The argument being made was that the nominal rule is that the Rust side has to fix their things if the C side breaks them, but in practice it doesn't work that way, allegedly because Linus has NAKed patchsets that didn't have fixes for Rust being broken in them.

I would imagine the hopefully straightforward path would be to make sure the Rust code gets build tested, and then if that fails, have a route to reach out to the people who want to do R4L work and tell them "this is breaking because of what I changed, can you help when you get a chance", for the maintainers who don't want to learn Rust.

...of course, one reason the maintainers loathe this idea, is that the personality archetype who works on Linux generally is the kind of person who would go fix it themselves because they're impatient, so with that framing, it's pretty clear why they think "wait on other people to fix it" is a nonstarter de facto...

> allegedly because Linus has NAKed patchsets that didn't have fixes for Rust being broken in them

He NAKed one patch. One single patch. And the reasoning for that patch was that everyone was in the holidays.
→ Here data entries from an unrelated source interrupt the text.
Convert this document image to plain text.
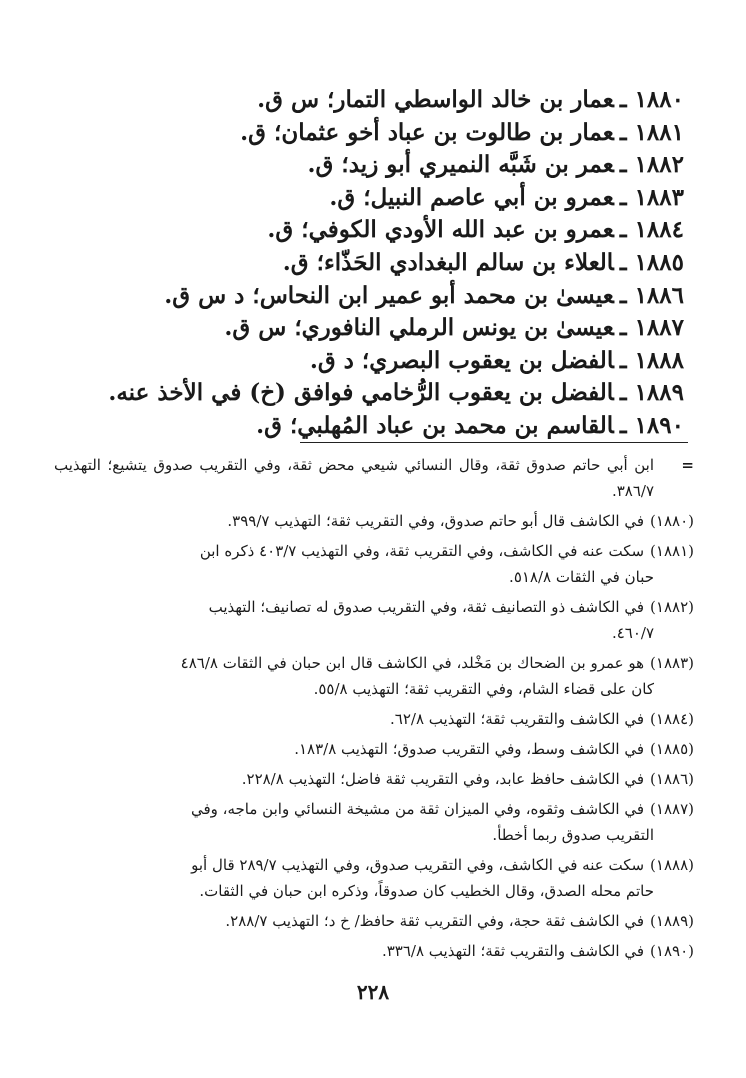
١٨٨٠ ـعمار بن خالد الواسطي التمار؛ س ق.
١٨٨١ ـعمار بن طالوت بن عباد أخو عثمان؛ ق.
١٨٨٢ ـعمر بن شَبَّه النميري أبو زيد؛ ق.
١٨٨٣ ـعمرو بن أبي عاصم النبيل؛ ق.
١٨٨٤ ـعمرو بن عبد الله الأودي الكوفي؛ ق.
١٨٨٥ ـالعلاء بن سالم البغدادي الحَذّاء؛ ق.
١٨٨٦ ـعيسىٰ بن محمد أبو عمير ابن النحاس؛ د س ق.
١٨٨٧ ـعيسىٰ بن يونس الرملي النافوري؛ س ق.
١٨٨٨ ـالفضل بن يعقوب البصري؛ د ق.
١٨٨٩ ـالفضل بن يعقوب الرُّخامي فوافق (خ) في الأخذ عنه.
١٨٩٠ ـالقاسم بن محمد بن عباد المُهلبي؛ ق.
=
ابن أبي حاتم صدوق ثقة، وقال النسائي شيعي محض ثقة، وفي التقريب صدوق يتشيع؛ التهذيب ٣٨٦/٧.
(١٨٨٠)في الكاشف قال أبو حاتم صدوق، وفي التقريب ثقة؛ التهذيب ٣٩٩/٧.
(١٨٨١)سكت عنه في الكاشف، وفي التقريب ثقة، وفي التهذيب ٤٠٣/٧ ذكره ابن
حبان في الثقات ٥١٨/٨.
(١٨٨٢)في الكاشف ذو التصانيف ثقة، وفي التقريب صدوق له تصانيف؛ التهذيب
٤٦٠/٧.
(١٨٨٣)هو عمرو بن الضحاك بن مَخْلد، في الكاشف قال ابن حبان في الثقات ٤٨٦/٨
كان على قضاء الشام، وفي التقريب ثقة؛ التهذيب ٥٥/٨.
(١٨٨٤)في الكاشف والتقريب ثقة؛ التهذيب ٦٢/٨.
(١٨٨٥)في الكاشف وسط، وفي التقريب صدوق؛ التهذيب ١٨٣/٨.
(١٨٨٦)في الكاشف حافظ عابد، وفي التقريب ثقة فاضل؛ التهذيب ٢٢٨/٨.
(١٨٨٧)في الكاشف وثقوه، وفي الميزان ثقة من مشيخة النسائي وابن ماجه، وفي
التقريب صدوق ربما أخطأ.
(١٨٨٨)سكت عنه في الكاشف، وفي التقريب صدوق، وفي التهذيب ٢٨٩/٧ قال أبو
حاتم محله الصدق، وقال الخطيب كان صدوقاً، وذكره ابن حبان في الثقات.
(١٨٨٩)في الكاشف ثقة حجة، وفي التقريب ثقة حافظ/ خ د؛ التهذيب ٢٨٨/٧.
(١٨٩٠)في الكاشف والتقريب ثقة؛ التهذيب ٣٣٦/٨.
٢٢٨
Otherwise he was willing to ship a broken rust kernel.

That's standard specially when a subsystem break other, you Cc them

  • Sure, sorry, I should have described that better.

    I understand that's standard if you know you broke them, I was imagining a solution to the problem "this is broken and needs to be fixed, preferably quickly, to unblock me, but I don't want to go down the Rust rabbit hole", since by nature, I would not expect most of the R4L maintainers to want to volunteer to do that kind of turnaround time on a consistent basis.

    (This might be an unnecessary optimization if they're already planning for that, but speaking personally, I would think a lot of the fixes involved would probably be somewhat mechanical on the R4L side for that kind of breakage, and I also think it would provide something of a "happy path" for maintainers, in terms of perception, to know that they have an "in case of Rust do X" ramp even if in practice it rarely if ever gets exercised...)

    • > "this is broken and needs to be fixed, preferably quickly, to unblock me

      How would Rust breakage block someone who only writes C?

      > I would not expect most of the R4L maintainers to want to volunteer to do that kind of turnaround time on a consistent basis.

      There's at least six people who are being paid full time to work on Rust for Linux, across a few different companies. I would imagine fixing any breakage is a high priority for them, and since it's part of their job, I'd imagine they'll get it done.